Finally, after years of eager anticipation, the highly-skilled animation team at Warner Bros. is set to breathe life into Justice League Dark, the beloved team of messed-up mystics who subside in all their idiosyncratic beauty within DC's comic book universe.
The announcement wasn't so much made directly, but seeped out thanks to another DC Animated adaption, The Killing Joke. As an addendum to the notes for the film, the British Board of Film Classification highlighted a preview to Justice League Dark, hidden away within DVD's extras.
But although this news is exciting, what does this mean for any hopes of a live-action feature? Is it dead in the water, or will an animated counterpart resuscitate hopes of seeing the likes of John Constantine and Madame Xanadu on the big screen?

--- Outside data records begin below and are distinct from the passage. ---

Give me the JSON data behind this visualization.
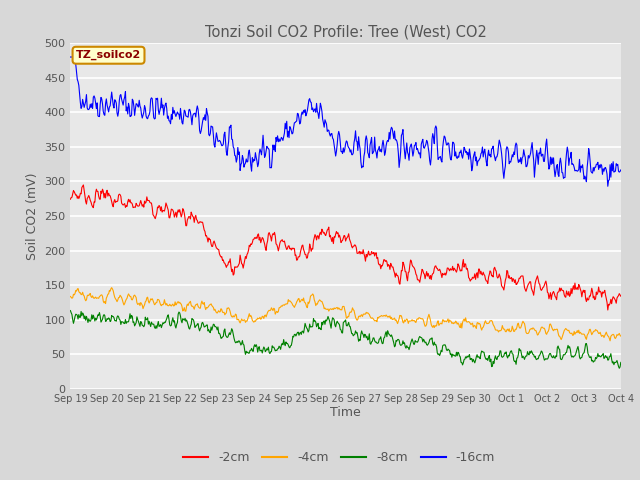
{
  "title": "Tonzi Soil CO2 Profile: Tree (West) CO2",
  "ylabel": "Soil CO2 (mV)",
  "xlabel": "Time",
  "legend_label": "TZ_soilco2",
  "ylim": [
    0,
    500
  ],
  "series_labels": [
    "-2cm",
    "-4cm",
    "-8cm",
    "-16cm"
  ],
  "series_colors": [
    "red",
    "orange",
    "green",
    "blue"
  ],
  "fig_facecolor": "#d8d8d8",
  "plot_bg_color": "#e8e8e8",
  "grid_color": "white",
  "title_color": "#555555",
  "annotation_box_facecolor": "#ffffcc",
  "annotation_box_edgecolor": "#cc8800",
  "annotation_text_color": "#8b0000",
  "yticks": [
    0,
    50,
    100,
    150,
    200,
    250,
    300,
    350,
    400,
    450,
    500
  ]
}
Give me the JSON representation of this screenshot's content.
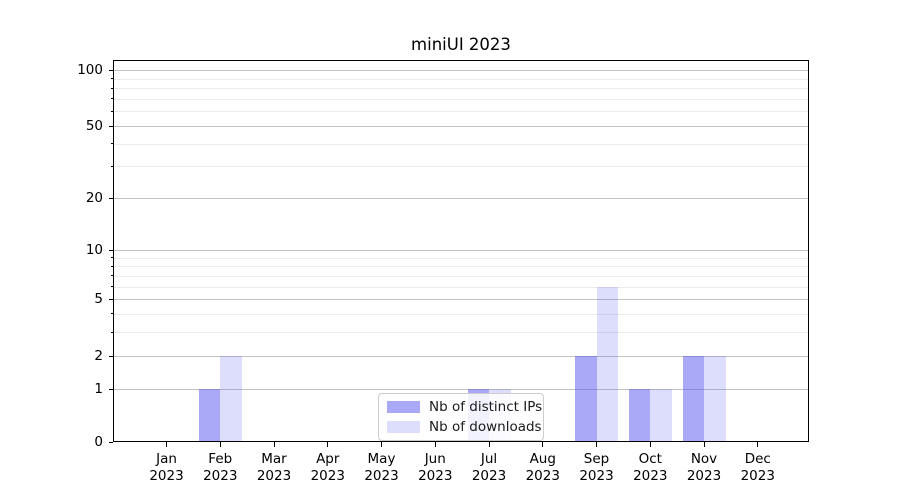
{
  "title": "miniUI 2023",
  "chart_data": {
    "type": "bar",
    "title": "miniUI 2023",
    "categories": [
      "Jan",
      "Feb",
      "Mar",
      "Apr",
      "May",
      "Jun",
      "Jul",
      "Aug",
      "Sep",
      "Oct",
      "Nov",
      "Dec"
    ],
    "category_year": "2023",
    "series": [
      {
        "name": "Nb of distinct IPs",
        "color": "rgba(84,84,241,0.5)",
        "values": [
          0,
          1,
          0,
          0,
          0,
          0,
          1,
          0,
          2,
          1,
          2,
          0
        ]
      },
      {
        "name": "Nb of downloads",
        "color": "rgba(84,84,241,0.2)",
        "values": [
          0,
          2,
          0,
          0,
          0,
          0,
          1,
          0,
          6,
          1,
          2,
          0
        ]
      }
    ],
    "y_axis": {
      "scale": "log1p",
      "ticks": [
        0,
        1,
        2,
        5,
        10,
        20,
        50,
        100
      ],
      "minor_gridlines": [
        3,
        4,
        6,
        7,
        8,
        9,
        30,
        40,
        60,
        70,
        80,
        90
      ],
      "ylim": [
        0,
        113
      ]
    },
    "xlabel": "",
    "ylabel": "",
    "grid": "both",
    "legend_position": "lower center"
  },
  "legend": {
    "items": [
      {
        "label": "Nb of distinct IPs"
      },
      {
        "label": "Nb of downloads"
      }
    ]
  },
  "colors": {
    "bar_dark": "rgba(84,84,241,0.5)",
    "bar_light": "rgba(84,84,241,0.2)",
    "grid_major": "#c2c2c2",
    "grid_minor": "#ebebeb"
  }
}
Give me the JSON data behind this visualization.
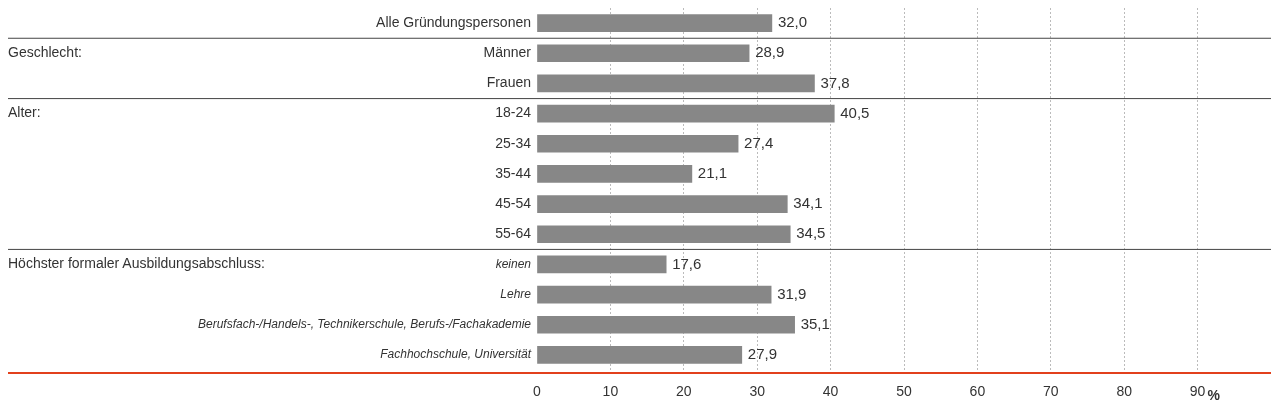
{
  "chart_data": {
    "type": "bar",
    "orientation": "horizontal",
    "xlabel": "%",
    "categories": [
      "Alle Gründungspersonen",
      "Männer",
      "Frauen",
      "18-24",
      "25-34",
      "35-44",
      "45-54",
      "55-64",
      "keinen",
      "Lehre",
      "Berufsfach-/Handels-, Technikerschule, Berufs-/Fachakademie",
      "Fachhochschule, Universität"
    ],
    "values": [
      32.0,
      28.9,
      37.8,
      40.5,
      27.4,
      21.1,
      34.1,
      34.5,
      17.6,
      31.9,
      35.1,
      27.9
    ],
    "value_labels": [
      "32,0",
      "28,9",
      "37,8",
      "40,5",
      "27,4",
      "21,1",
      "34,1",
      "34,5",
      "17,6",
      "31,9",
      "35,1",
      "27,9"
    ],
    "color": "#878787",
    "xlim": [
      0,
      100
    ],
    "xticks": [
      0,
      10,
      20,
      30,
      40,
      50,
      60,
      70,
      80,
      90
    ],
    "grid": "x",
    "annotations": [
      "Geschlecht:",
      "Alter:",
      "Höchster formaler Ausbildungsabschluss:"
    ]
  }
}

A Long Road For The Live-Action Movie
Let's first cast our minds back to the treacherous path of the Justice League Dark live-action journey. Esteemed director and connoisseur of all things fantastical, Guillermo del Toro, had been involved in the project way back in 2012. At the time, he announced he was working on the tentatively titled adaptation, Heaven Sent, which would've included John Constantine, Zatanna, Swamp Thing, Deadman, The Demon and The Spectre.
Fast forward two years to November 2014, and del Toro had submitted a script — with the working title of Dark Universe — to Warner Bros. At this time, things were looking positive, opening the prospect of delving into DC's rich supernatural world in the form of Justice League Dark and also a potential adaptation of Neil Gaiman's Sandman.
Unfortunately, in June last year, it was announced del Toro would be leaving the project, casting a shadow of doubt over any live-action adaptation for the magical team of antiheroes.
DC's Guardians Of The Galaxy?
So what does Warner Bros.' exploration of the story in animated format mean for the live-action production? Some may see it as the final nail in the coffin, but let's take the glass half-full mindset; after all, we're living in the golden age post-Deadpool, where fans' voices are heard louder than ever.
An animated version is a low-cost, and low-risk alternative, which could be enough to convince the studio to go ahead with a live-action adaptation if things go well; and there is precedent, with Batman: Assault on Arkham closely preceding the announcement of Suicide Squad (2016).
Much will depend on the success of the straight-to-video release, combined with David Ayer's antihero ensemble, which opens this summer. While Warner Bros. executives may recoil in horror at the mention of a "dark" adaptation after Batman v Superman was heavily criticized due to its tone, one positive is that the film could exist in the DCEU but remain at arm's length — similar to Guardians of the Galaxy within the MCU.
Plus, in an act of wild speculation, Warner Bros. has announced two undefined slots for DC movies — October 5, 2018 and November 1, 2019. While it is expected one will be a solo Batman film, can we dream that Justice League Dark could take the other slot?